Se os dados são a base dessa transformação, garantir sua qualidade ainda é um desafio para muitas empresas. Um dos principais obstáculos, segundo o executivo, é a fragmentação das informações. “Para ter uma visão confiável de risco ESG, hoje é preciso integrar dezenas de fontes de dados diferentes. Isso já mostra o tamanho do problema.”
Outro ponto crítico está nos chamados erros estruturais. Mais do que a ausência de dados, eles podem criar uma falsa sensação de confiabilidade e comprometer análises importantes. “Não é só dado faltando. Vimos um caso em que um erro de integração entre bases inflou artificialmente os números de um portfólio inteiro. Depois de corrigido, a base real tinha centenas de contratos a menos do que o dashboard indicava. Esse tipo de erro é mais perigoso que dado faltante, porque parece correto quando não é”, relata Rodrigues.
A multiplicidade de exigências regulatórias também adiciona complexidade ao processo. Hoje, empresas precisam lidar simultaneamente com normas e diretrizes de diferentes órgãos e iniciativas. Para ele, CMN 4.945, CVM 193, Taxonomia Sustentável Brasileira, SUSEP. “Cada regulador possui exigências específicas. Quem trata isso de forma isolada, regulador por regulador, acaba criando uma operação difícil de escalar”.

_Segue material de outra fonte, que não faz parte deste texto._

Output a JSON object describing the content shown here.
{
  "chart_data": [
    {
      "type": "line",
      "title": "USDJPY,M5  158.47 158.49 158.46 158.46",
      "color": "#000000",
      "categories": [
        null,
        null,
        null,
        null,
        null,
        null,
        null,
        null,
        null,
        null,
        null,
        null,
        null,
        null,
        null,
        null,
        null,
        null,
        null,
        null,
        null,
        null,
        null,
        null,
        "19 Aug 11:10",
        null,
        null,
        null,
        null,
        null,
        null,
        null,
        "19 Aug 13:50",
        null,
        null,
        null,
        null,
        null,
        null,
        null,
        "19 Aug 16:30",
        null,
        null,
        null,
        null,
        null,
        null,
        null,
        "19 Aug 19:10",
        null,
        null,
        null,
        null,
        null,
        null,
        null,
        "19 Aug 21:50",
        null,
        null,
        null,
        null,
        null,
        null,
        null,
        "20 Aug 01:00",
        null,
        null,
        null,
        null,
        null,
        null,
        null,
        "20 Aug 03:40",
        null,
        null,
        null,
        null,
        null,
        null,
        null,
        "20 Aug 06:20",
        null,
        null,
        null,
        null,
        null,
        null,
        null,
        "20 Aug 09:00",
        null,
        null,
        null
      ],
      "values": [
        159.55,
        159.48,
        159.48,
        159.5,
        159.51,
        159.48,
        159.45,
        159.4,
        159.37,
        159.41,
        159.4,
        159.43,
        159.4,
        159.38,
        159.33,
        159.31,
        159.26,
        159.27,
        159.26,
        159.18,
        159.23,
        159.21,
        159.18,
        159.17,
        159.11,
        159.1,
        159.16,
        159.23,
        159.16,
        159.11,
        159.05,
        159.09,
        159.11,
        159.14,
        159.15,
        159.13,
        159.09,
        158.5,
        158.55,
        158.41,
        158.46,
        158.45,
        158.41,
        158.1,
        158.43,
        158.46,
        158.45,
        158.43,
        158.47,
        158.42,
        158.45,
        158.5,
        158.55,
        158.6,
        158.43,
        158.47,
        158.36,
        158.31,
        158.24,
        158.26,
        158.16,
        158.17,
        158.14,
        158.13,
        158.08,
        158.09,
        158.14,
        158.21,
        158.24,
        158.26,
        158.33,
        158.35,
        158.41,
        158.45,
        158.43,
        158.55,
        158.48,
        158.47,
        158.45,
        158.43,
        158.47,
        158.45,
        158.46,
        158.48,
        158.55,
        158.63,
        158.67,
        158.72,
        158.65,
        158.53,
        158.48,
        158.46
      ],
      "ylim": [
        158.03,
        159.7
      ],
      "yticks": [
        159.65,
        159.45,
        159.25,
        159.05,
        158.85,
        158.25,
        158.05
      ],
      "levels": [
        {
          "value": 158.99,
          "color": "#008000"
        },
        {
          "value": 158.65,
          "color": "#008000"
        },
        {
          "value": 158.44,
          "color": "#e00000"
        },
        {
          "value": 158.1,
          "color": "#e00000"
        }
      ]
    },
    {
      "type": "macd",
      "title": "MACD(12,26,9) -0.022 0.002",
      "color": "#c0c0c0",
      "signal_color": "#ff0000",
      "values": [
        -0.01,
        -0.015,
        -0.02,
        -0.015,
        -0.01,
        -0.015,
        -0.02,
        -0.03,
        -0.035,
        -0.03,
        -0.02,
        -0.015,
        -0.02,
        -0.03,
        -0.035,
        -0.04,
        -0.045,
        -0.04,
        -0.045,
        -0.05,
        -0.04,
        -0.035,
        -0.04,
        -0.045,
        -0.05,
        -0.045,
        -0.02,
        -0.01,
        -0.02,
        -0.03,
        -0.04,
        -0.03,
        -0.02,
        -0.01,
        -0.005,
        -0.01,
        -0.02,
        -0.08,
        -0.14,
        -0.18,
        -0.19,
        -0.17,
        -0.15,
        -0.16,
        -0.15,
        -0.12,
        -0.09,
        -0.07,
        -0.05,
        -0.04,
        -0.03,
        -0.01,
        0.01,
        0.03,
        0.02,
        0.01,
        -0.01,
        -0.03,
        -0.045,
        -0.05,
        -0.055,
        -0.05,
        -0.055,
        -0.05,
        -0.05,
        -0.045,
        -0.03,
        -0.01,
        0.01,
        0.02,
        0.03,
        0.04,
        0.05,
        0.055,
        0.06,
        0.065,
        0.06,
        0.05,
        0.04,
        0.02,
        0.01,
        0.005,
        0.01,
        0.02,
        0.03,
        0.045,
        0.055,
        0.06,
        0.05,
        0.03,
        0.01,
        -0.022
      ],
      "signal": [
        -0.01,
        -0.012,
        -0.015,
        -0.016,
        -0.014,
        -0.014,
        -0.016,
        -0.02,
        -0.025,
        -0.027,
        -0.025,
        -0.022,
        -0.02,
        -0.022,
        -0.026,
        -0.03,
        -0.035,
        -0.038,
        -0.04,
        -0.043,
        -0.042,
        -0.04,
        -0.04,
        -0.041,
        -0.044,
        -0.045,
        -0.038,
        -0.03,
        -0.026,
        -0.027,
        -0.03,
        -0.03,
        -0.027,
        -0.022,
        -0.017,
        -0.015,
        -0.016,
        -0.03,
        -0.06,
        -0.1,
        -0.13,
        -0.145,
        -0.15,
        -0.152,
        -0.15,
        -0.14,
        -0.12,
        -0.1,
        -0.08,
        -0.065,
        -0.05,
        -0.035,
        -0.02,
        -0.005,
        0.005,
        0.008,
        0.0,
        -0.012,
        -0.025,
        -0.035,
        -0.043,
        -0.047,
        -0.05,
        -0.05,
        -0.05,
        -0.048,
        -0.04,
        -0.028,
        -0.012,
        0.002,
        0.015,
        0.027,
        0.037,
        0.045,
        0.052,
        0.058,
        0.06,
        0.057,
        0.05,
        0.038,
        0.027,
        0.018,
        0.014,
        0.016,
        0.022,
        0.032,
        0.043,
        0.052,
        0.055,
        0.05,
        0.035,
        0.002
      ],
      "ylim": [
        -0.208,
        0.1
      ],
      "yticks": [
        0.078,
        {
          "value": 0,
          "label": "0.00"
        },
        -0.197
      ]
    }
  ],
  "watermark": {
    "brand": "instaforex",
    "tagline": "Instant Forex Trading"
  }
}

Além de apoiar a tomada de decisão, os dados também têm papel cada vez mais importante na transparência dos relatórios de sustentabilidade. Na visão de Rodrigues, a tecnologia amplia a credibilidade dessas publicações quando reduz a dependência de autodeclarações e fortalece a verificação das informações. “A tecnologia aumenta a credibilidade quando substitui autodeclaração por verificação.”
Segundo ele, relatórios tradicionalmente baseados em informações fornecidas pelas próprias empresas ganham mais consistência quando são confrontados com fontes externas. “Relatórios tradicionais dependem muito do que a própria empresa informa sobre si mesma. Quando essas informações são cruzadas com dados externos, como clima, satélite, mídia e registros públicos, o relatório deixa de representar apenas uma intenção e passa a apresentar evidências.”
Ferramentas de monitoramento reputacional contínuo e modelagem climática de alta resolução contribuem para esse processo ao gerar indicadores independentes da percepção da própria organização. “Monitoramento reputacional contínuo e modelagem climática de alta resolução geram métricas que a empresa não escolhe, ela recebe. Isso aumenta a confiança de quem lê o relatório, seja regulador, investidor, cliente ou cooperado”, explica Rodrigues.
Nesse cenário, a governança de dados passa a ocupar posição estratégica dentro das empresas. De acordo com ele, ela é o fator que transforma informação em gestão efetiva. “Porque sem governança, ESG vira discussão. Com governança, vira gestão.”
O executivo avalia que o valor dos dados está cada vez menos em análises pontuais e cada vez mais na capacidade de garantir sua origem, qualidade e rastreabilidade ao longo do tempo. “O valor está cada vez menos na análise feita uma única vez e cada vez mais na capacidade de garantir a origem, a qualidade e a rastreabilidade dos dados ao longo do tempo.”
Uma estrutura sólida de governança também ajuda as empresas a responderem a diferentes exigências regulatórias sem precisar reconstruir processos a cada nova norma. “Além disso, uma boa governança permite responder a diferentes exigências regulatórias usando a mesma base de dados, sem precisar recomeçar o trabalho a cada nova regulamentação”, afirma Rodrigues.
Na visão do executivo, essa capacidade se tornou um diferencial para as organizações que buscam atuar de maneira mais preparada diante das mudanças do mercado e do ambiente regulatório. “No fim, é isso que separa as organizações que apenas reagem às exigências das que conseguem se preparar para elas”, conclui.